大阪を拠点とする劇作家・演出家の久野那美さんの作品上演ユニット「階(かい)」の「それは満月のことでした」が7月26日・27日、アトリエほんまる(宇都宮市本丸町)で上演される。栃木県初公演となる。
「階」は公演の都度、参加者を募り、その度に「○○の階」というユニット名を更新する演劇ユニットで、今回は「途の階(みちのかい)。毎回公演終了後に解散する。上演会場を劇中に取り込み、虚構と現実、客席と舞台、劇の中と外の境界を越境して広がっていく作品作りが特徴で、上演会場や劇場の使い方も毎回話題になる。
拠点は大阪だが、最近では2021年の埼玉公演、2022年の東京都調布市のせんがわ劇場コンクールでのグランプリ受賞と翌年の受賞公演、2024年の大阪・東京の2都市ツアーなど、関西圏外でのツアーも積極的に行っている。
主宰で作・演出を務める久野さんは「言葉にできる一番すてきなことは、うそをつくこと」をモットーに日常と非日常の混在する会話劇を創る劇作家で、詩的で美しいせりふと、見た人によって受け取り方の異なる多面体の物語世界に定評があるとされる。
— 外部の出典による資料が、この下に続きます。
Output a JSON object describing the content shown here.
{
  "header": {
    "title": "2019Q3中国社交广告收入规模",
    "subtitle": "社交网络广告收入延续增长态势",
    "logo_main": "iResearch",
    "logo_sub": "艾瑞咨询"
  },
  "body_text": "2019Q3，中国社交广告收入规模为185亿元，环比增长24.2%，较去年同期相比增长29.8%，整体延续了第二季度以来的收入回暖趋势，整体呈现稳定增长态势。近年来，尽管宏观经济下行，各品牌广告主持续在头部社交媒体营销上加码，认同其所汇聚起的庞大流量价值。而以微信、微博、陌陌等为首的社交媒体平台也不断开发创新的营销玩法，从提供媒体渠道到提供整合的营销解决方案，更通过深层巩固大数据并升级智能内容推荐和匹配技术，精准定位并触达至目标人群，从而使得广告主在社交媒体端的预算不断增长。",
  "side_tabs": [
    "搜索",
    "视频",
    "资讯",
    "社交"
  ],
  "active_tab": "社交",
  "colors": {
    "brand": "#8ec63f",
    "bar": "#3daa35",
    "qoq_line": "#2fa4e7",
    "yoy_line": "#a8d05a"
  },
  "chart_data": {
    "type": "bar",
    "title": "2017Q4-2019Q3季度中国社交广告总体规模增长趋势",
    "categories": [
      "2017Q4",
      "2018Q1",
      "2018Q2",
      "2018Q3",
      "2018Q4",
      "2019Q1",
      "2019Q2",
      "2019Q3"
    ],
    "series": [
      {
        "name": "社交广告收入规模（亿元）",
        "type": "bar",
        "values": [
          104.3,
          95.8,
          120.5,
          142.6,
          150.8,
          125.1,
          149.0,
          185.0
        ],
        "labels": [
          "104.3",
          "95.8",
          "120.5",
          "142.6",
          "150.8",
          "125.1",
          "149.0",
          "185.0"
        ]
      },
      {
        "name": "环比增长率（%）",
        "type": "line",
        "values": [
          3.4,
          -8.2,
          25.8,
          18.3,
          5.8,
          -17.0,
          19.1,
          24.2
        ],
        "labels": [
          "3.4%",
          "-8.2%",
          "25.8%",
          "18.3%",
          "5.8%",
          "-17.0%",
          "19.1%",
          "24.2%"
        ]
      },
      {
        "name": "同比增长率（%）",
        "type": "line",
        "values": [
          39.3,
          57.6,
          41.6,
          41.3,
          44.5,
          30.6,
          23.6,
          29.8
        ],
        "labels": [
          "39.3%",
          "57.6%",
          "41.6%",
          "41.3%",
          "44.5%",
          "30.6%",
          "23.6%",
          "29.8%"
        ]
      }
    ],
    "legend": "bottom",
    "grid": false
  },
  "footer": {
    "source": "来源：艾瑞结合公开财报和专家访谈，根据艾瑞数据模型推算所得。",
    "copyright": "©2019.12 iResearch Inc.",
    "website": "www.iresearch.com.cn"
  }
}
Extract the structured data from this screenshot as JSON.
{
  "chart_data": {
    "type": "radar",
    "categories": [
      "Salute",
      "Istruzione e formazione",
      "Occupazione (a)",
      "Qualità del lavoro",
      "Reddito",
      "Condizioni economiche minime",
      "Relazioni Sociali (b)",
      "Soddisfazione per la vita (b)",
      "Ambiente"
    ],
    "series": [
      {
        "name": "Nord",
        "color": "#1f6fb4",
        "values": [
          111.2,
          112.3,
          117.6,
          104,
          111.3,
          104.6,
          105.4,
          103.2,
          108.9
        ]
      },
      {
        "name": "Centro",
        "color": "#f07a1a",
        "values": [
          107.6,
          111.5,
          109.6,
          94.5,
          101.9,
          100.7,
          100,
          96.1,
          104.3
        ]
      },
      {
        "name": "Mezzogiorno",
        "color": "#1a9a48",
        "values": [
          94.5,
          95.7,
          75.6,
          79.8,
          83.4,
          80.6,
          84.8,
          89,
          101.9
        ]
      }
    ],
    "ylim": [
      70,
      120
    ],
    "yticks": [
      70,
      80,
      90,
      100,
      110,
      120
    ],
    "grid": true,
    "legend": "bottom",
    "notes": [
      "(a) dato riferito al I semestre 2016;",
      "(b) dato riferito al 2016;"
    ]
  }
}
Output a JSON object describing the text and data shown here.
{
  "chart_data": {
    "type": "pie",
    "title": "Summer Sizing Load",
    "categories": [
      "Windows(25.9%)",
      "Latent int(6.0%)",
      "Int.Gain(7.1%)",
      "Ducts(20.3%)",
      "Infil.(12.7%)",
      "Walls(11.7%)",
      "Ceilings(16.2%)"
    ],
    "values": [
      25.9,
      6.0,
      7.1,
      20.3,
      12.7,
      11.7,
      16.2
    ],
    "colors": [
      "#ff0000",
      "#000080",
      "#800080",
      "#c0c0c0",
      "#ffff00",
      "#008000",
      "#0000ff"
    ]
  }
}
戯曲は、全国の高校演劇大会や学生劇団、アマチュア劇団などにより、毎年数多く上演されている。
今回の栃木公演は、東京、大阪以外での新しい地域で、「未知の観客と出会いたい」という久野さんの思いと、今回一人芝居を演じる俳優、七井悠(なないはるか)さんが栃木県出身であることから、七井さんの出身地である栃木での公演が実現した。
七井さんは宇都宮東高演劇部時代に演劇を始め、京都の大学時代や卒業後も、関西の小劇場で俳優として活躍しており、独特の演技体と特徴的な声を持ち備えた俳優。金満里さんが主宰する身体障害者のみで構成される劇団「態変」で演出助手やスタッフをしているなど活躍は多岐にわたる。
今回の作品は七井さんの40分の一人芝居。俳優一人、音響、照明が同じ比重で表現を行うことで、「演劇」という表現の可能性を探り、音、明かり、劇場の存在感など、「俳優の表現」以外の演劇の表現も楽しめる作品になるという。久野さんは「大阪で好評だった作品。ぜひ、栃木の人にも見てほしい。いろいろな見方のできる作品なので、自分流の解釈で楽しんでもらえたら」と観劇を呼びかける。
開演は、26日=14時・18時、27日=11時・14時。料金は、一般=2,500円、中高校生以下=1,000 円。